Will a No vote kill independence "for a generation?" 



My main point here is, of course, that even if we do vote No, we can't do that.  A No vote will not "kill" sovereignty any more than devolution "killed " independence no matter how much anyone hates Alec Salmond.  A No vote will not kill our sense of place and self and or negate our now felt and established and inalienable right to govern ourselves. Even those who vote No don't think or feel that.

 Because even if we do choose to pool that individual and collective sovereignty with Westminster, we from our side, will still retain that sovereignty, while in strictly legal and constitutional terms, we will have abjured it. We will retain a sense of being entitled to choose, even if we have voted against that right. It won't hold.  It won't serve. It doesn't make sense any more.  What was eccentric will have become incoherent.  If it happens,  it can't last.  It will be unstable and unsustainable.
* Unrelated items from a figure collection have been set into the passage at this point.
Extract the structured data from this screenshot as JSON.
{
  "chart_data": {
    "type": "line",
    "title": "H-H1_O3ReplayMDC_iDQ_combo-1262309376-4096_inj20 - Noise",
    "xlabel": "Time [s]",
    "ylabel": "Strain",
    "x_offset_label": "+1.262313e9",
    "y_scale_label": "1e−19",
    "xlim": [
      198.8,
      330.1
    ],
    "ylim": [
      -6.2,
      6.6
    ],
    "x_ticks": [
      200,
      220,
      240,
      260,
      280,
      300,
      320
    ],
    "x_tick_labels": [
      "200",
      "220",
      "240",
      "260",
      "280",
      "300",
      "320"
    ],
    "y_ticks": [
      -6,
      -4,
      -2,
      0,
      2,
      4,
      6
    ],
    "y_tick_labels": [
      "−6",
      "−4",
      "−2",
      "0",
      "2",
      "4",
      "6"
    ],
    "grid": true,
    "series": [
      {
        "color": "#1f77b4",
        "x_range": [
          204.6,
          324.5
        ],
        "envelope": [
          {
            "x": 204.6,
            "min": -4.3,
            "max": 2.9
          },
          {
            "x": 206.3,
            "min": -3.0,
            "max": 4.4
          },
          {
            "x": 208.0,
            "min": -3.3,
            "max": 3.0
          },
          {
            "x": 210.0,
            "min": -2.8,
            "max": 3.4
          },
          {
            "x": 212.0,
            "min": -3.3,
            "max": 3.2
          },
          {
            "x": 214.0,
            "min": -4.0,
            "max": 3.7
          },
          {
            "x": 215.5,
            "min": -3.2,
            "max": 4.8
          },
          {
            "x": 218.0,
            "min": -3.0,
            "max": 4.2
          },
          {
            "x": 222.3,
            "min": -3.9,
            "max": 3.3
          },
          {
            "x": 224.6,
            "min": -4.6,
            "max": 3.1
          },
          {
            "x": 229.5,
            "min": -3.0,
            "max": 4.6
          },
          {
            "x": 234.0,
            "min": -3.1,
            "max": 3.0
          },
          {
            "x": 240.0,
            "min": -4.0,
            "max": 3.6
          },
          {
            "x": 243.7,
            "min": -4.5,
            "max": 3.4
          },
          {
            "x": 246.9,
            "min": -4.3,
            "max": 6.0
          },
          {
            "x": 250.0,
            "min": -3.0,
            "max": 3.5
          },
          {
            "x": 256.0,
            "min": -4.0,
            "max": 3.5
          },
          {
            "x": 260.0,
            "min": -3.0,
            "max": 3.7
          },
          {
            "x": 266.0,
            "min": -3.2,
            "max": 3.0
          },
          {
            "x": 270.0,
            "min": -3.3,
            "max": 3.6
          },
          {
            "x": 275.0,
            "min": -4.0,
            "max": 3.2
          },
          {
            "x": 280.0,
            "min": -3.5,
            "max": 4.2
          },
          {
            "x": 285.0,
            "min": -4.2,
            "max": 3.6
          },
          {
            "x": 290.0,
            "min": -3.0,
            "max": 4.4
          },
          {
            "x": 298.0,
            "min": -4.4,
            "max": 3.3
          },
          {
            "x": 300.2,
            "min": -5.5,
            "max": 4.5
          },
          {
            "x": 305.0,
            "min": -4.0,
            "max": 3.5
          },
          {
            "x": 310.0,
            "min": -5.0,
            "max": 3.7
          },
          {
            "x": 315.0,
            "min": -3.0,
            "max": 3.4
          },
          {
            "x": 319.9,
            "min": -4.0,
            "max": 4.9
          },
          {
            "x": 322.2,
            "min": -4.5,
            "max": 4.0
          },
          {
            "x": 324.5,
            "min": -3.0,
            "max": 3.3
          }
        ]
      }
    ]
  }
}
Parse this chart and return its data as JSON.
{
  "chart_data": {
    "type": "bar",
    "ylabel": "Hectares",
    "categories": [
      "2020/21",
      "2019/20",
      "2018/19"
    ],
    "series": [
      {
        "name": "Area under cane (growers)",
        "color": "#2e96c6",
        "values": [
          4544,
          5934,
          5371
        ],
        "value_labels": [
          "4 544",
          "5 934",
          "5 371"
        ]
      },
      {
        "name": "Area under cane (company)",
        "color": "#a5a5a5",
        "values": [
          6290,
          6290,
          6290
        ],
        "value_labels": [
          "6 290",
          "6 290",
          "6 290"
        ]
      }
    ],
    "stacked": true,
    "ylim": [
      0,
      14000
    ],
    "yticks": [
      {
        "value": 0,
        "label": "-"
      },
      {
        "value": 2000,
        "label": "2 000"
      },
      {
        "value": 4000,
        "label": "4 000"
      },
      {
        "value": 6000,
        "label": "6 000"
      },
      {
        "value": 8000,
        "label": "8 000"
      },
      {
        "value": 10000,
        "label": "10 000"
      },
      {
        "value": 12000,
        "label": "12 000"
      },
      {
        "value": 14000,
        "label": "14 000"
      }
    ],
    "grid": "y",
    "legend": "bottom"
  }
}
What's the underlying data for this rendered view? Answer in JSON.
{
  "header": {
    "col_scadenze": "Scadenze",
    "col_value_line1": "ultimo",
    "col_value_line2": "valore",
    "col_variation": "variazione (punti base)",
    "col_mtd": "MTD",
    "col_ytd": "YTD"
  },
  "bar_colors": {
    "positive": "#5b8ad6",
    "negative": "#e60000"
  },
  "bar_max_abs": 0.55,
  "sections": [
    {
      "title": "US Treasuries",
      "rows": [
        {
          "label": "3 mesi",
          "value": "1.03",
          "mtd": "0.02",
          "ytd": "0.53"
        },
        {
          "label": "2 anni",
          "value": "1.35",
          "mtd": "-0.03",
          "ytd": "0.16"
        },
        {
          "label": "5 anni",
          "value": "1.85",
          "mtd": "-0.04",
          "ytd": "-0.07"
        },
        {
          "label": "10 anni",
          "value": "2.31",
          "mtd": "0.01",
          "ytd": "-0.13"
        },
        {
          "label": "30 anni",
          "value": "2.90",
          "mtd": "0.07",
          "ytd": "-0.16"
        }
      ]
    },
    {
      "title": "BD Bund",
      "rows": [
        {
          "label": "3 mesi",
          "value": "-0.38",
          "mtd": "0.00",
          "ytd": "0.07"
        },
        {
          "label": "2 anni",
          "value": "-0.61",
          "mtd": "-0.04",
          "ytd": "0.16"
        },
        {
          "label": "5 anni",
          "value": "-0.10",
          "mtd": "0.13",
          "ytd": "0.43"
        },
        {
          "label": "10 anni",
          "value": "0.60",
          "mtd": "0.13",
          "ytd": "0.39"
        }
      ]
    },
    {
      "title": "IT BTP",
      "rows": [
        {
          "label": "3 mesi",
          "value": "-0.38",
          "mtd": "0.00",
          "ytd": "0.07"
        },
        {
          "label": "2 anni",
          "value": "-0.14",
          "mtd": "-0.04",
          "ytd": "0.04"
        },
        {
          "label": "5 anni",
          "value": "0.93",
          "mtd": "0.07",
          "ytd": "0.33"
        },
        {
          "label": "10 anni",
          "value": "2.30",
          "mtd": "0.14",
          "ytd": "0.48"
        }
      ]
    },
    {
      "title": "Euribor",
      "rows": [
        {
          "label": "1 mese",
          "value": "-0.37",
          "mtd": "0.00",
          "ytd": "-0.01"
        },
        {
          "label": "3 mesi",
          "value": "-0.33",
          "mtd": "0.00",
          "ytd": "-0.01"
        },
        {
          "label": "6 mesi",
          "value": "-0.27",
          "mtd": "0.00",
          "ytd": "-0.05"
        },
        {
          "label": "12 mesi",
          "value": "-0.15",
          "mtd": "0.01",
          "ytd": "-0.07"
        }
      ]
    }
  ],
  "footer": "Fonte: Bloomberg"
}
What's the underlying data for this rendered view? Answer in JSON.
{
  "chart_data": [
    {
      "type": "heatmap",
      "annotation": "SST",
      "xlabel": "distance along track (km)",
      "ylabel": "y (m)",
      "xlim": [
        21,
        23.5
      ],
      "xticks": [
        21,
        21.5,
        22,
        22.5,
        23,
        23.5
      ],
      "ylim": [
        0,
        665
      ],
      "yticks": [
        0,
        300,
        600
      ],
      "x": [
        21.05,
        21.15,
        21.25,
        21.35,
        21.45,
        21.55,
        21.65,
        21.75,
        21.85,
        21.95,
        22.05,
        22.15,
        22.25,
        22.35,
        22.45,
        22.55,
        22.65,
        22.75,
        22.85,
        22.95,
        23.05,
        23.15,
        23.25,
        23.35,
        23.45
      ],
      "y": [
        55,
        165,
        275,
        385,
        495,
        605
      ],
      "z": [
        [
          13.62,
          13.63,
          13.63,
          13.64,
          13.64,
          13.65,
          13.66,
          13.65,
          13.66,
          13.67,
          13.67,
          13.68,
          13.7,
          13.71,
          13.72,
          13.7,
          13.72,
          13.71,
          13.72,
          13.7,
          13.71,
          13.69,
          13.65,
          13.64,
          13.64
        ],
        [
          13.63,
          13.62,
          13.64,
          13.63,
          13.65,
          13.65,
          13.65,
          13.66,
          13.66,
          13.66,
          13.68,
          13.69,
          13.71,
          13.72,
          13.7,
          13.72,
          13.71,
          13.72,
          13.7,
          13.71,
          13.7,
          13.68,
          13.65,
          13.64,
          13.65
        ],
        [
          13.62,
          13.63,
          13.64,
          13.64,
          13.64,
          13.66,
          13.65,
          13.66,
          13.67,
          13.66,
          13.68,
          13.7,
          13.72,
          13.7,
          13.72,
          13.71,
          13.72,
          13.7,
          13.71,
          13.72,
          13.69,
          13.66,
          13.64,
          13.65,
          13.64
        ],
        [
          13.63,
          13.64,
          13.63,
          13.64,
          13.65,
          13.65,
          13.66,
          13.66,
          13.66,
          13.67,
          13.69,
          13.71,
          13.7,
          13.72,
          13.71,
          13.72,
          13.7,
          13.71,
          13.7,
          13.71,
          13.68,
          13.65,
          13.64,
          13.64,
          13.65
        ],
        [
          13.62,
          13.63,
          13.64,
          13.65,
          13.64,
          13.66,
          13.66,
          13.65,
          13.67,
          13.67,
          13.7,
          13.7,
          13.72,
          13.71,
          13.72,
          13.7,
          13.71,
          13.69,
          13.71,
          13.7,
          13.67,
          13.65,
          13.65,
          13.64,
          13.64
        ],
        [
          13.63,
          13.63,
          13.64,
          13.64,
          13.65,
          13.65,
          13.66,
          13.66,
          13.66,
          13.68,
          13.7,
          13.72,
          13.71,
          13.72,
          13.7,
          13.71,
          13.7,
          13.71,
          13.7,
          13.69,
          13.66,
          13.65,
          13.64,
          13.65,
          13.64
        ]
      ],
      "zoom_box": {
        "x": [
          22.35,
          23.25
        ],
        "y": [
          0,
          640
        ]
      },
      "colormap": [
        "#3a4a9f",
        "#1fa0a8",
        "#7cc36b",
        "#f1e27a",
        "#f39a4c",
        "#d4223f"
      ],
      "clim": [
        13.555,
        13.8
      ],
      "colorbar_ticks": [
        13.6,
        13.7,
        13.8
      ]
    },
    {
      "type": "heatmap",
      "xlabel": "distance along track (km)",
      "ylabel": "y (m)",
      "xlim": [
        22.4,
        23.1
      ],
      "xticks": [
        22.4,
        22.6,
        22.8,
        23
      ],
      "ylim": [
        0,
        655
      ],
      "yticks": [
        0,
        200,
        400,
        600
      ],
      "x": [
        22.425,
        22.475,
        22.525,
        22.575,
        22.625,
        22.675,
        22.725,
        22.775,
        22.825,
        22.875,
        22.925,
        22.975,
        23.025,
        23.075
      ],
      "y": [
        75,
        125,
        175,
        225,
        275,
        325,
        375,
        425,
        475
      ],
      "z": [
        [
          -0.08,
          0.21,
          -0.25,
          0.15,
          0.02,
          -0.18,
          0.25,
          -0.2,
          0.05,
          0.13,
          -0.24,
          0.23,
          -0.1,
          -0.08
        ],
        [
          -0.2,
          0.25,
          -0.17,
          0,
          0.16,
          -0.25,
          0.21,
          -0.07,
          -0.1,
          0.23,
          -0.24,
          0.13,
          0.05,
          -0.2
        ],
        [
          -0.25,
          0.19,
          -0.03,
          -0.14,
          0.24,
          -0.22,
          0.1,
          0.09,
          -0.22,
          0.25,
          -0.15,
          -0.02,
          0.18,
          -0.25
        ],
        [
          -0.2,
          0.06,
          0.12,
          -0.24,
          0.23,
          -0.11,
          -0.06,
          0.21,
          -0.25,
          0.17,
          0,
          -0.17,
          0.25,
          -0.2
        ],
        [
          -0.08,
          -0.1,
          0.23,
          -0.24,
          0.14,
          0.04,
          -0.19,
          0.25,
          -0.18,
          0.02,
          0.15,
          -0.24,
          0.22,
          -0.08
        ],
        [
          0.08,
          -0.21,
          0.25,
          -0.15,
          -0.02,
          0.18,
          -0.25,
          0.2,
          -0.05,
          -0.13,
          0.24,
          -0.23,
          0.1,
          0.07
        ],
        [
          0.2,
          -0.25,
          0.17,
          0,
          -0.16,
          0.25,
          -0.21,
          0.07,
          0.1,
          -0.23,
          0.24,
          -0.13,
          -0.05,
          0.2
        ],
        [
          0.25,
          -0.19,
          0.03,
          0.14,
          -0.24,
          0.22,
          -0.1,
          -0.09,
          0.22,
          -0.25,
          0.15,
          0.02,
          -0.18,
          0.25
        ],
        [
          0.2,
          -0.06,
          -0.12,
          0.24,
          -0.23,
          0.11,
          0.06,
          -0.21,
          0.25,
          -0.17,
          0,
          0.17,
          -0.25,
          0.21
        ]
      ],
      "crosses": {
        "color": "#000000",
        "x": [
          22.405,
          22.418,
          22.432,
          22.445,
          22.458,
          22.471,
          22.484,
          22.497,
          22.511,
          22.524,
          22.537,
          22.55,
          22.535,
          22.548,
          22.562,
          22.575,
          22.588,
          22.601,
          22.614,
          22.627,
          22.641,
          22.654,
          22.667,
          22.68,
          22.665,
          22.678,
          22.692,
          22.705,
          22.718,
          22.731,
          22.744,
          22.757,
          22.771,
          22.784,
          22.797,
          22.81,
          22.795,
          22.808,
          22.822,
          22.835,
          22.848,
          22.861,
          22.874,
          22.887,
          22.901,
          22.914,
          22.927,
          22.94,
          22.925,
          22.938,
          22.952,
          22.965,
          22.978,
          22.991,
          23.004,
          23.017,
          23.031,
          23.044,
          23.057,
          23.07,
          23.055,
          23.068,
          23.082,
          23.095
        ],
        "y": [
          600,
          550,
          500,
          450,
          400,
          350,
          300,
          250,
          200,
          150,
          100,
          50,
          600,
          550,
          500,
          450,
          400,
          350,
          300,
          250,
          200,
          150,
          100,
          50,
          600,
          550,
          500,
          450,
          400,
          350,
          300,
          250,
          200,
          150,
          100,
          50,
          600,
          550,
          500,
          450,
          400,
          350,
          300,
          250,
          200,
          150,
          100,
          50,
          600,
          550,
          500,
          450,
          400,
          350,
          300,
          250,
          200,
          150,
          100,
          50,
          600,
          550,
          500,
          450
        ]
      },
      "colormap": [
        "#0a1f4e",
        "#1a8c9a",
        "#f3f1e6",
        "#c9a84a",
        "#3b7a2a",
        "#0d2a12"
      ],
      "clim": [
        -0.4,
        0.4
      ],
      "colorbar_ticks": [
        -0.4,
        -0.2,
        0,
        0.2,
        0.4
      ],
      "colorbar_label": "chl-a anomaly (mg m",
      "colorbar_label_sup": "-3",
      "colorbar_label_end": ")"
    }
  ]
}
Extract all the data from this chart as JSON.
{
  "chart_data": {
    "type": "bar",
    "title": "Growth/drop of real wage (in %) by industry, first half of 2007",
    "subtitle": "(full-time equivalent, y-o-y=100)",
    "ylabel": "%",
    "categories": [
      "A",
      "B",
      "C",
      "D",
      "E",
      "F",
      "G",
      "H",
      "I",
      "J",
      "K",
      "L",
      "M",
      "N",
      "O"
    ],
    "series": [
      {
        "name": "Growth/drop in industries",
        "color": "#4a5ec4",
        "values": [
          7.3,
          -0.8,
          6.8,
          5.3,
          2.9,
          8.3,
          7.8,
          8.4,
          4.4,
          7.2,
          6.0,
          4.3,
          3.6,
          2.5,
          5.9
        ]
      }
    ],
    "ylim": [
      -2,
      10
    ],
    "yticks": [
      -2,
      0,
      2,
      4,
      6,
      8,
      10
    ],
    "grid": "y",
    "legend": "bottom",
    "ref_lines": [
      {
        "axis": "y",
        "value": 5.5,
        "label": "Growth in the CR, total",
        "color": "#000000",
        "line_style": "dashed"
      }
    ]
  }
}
This is why the convinced "nationalists" among the Yes camp (I'm not one of them) are so serene about the prospect of losing the vote in September.  Alec Salmond's sense of history made him sanguine about calling a referendum he always expected to lose.

The Nats never expected (when sober) to win this referendum.  But they know that the asking of the question changes everything.  Having the choice makes us sovereign in FACT if not in fact.  Forever.  Once the question of sovereignty is posed is asked, it cannot be un-asked.

The process of the campaign, and especially the huge popular swell of enthusiasm and hope and purposeful dreaming it has unleashed all over the country and in every special sphere has entirely confirmed that perception.  Entirely due to this campaign, something like a positive vision of the future has re-entered British politics.  It is so unfamiliar as hardly to be recognisable.  It is blinking uncertainly in unaccustomed light.  But it is here and here to stay. Nothing can ever be the same.

Everything has changed.


Everything that goes wrong or right with Westminster politics, for us, will be now and forever an evocation of the border question. An Tory electoral   alliance with UKIP?  Further austerity? A vote to leave the EU? Everything will be about the border. Therefore, right now, before the vote,  "Separation" is already a fact. Our experience and understanding of UK politics is already and irreparably "separated".  British institutions like the BBC and the Labour party, for both of which we once had true love, are now irreparably contaminated and structurally undermined.  Our print media is despised as never before.

Our cultural distinction as Scots is now entrenched not in tartan and shortbread but in how we read and experience the world every day.  The commonality of this viewpoint within Scotland and its distinction from perceptions held elsewhere is now established.  Independence is already, as Neal Ascherson pointed out the other day, here already.No in September cannot mean no. It only means "not yet".

We are a nation.  Not "again" but for the very first time. A nation in the 21st century. Who are the Scots? We are.  And we are not climbing back in the bottle.